Every single day, around midday, the medic Hallin came to check him, only staying a short time but always friendly, strangely open and conversational given their association, quite willing to make inane small talk and seeming genuinely sociable in a professional, polite manner, though less eager to be drawn any further. Aside from Han's weekly visits, it was the only other non-confrontational conversation Luke had, and he couldn't help but try to get some sense of the bigger picture from the medic every single visit.
"And how is my charge today?" Hallin asked genially, lifting his handheld general scanner from his bag and stepping forwards.
"Pretty much the same as the last seven weeks," Luke said easily, taking the time to study the slight, diminutive man as he concentrated on the medical scanner held out before him.
"And how's life in the fast lane?" Hallin queried, eyes on the readout.
"Oh, you know, not a minute to myself," Luke said dryly then, searching to tap the medic for information without seeming too obvious, "How's life in the real world?"
"I wouldn't know," the medic said distantly, still studying the readout. "They don't really let us out much."

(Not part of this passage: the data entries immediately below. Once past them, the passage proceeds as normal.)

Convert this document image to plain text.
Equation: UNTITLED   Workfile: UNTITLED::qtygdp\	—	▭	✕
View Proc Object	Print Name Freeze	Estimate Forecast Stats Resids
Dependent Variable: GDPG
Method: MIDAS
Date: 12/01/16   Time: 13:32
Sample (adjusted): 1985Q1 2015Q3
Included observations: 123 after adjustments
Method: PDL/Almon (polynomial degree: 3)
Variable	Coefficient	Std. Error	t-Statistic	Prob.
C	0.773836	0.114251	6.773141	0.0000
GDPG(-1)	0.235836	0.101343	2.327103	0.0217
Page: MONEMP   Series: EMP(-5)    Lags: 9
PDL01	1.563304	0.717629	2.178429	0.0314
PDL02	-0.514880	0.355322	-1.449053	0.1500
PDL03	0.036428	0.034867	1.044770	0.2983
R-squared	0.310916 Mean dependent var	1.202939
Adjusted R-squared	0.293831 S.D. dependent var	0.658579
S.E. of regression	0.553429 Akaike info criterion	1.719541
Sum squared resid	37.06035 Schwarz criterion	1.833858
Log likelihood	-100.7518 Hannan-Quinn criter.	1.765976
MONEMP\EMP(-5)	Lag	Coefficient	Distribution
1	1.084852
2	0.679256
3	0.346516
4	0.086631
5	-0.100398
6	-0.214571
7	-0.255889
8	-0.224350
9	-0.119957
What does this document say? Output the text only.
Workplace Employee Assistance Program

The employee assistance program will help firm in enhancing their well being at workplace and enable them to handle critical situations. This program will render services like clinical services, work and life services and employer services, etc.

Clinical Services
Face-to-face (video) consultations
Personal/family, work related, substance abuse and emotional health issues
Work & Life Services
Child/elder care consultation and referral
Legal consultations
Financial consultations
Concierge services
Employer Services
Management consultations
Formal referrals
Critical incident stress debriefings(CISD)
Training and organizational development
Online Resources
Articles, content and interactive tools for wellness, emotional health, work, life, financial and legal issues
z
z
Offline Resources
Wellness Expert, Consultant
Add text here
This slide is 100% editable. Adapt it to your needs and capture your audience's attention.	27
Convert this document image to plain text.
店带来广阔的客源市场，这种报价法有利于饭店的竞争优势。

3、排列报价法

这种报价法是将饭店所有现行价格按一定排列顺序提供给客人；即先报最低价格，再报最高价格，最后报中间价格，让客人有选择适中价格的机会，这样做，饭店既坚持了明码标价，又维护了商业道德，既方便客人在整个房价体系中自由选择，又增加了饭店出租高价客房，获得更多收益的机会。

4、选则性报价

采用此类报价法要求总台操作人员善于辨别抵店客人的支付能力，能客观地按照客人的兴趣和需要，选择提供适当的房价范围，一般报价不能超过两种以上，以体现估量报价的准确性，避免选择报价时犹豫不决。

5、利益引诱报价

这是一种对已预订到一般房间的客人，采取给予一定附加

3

Luke raised his eyebrows. "Really? I can't imagine how that must feel."
"How's the reading going?" Hallin asked, glancing to the book left open, face-down on the parquetry-inlaid table beside them, neatly ignoring the underlying meaning of Luke's quip.
"Well, I finished the last book in the bookcase yesterday and when I got up this morning, there was a whole new set there. It's like a kind of magic."
"Perhaps the 'book fairy' came," Hallin said lightly.
"It could've left me a couple of credits," Luke replied in kind. "Or maybe just a note saying 'well done'."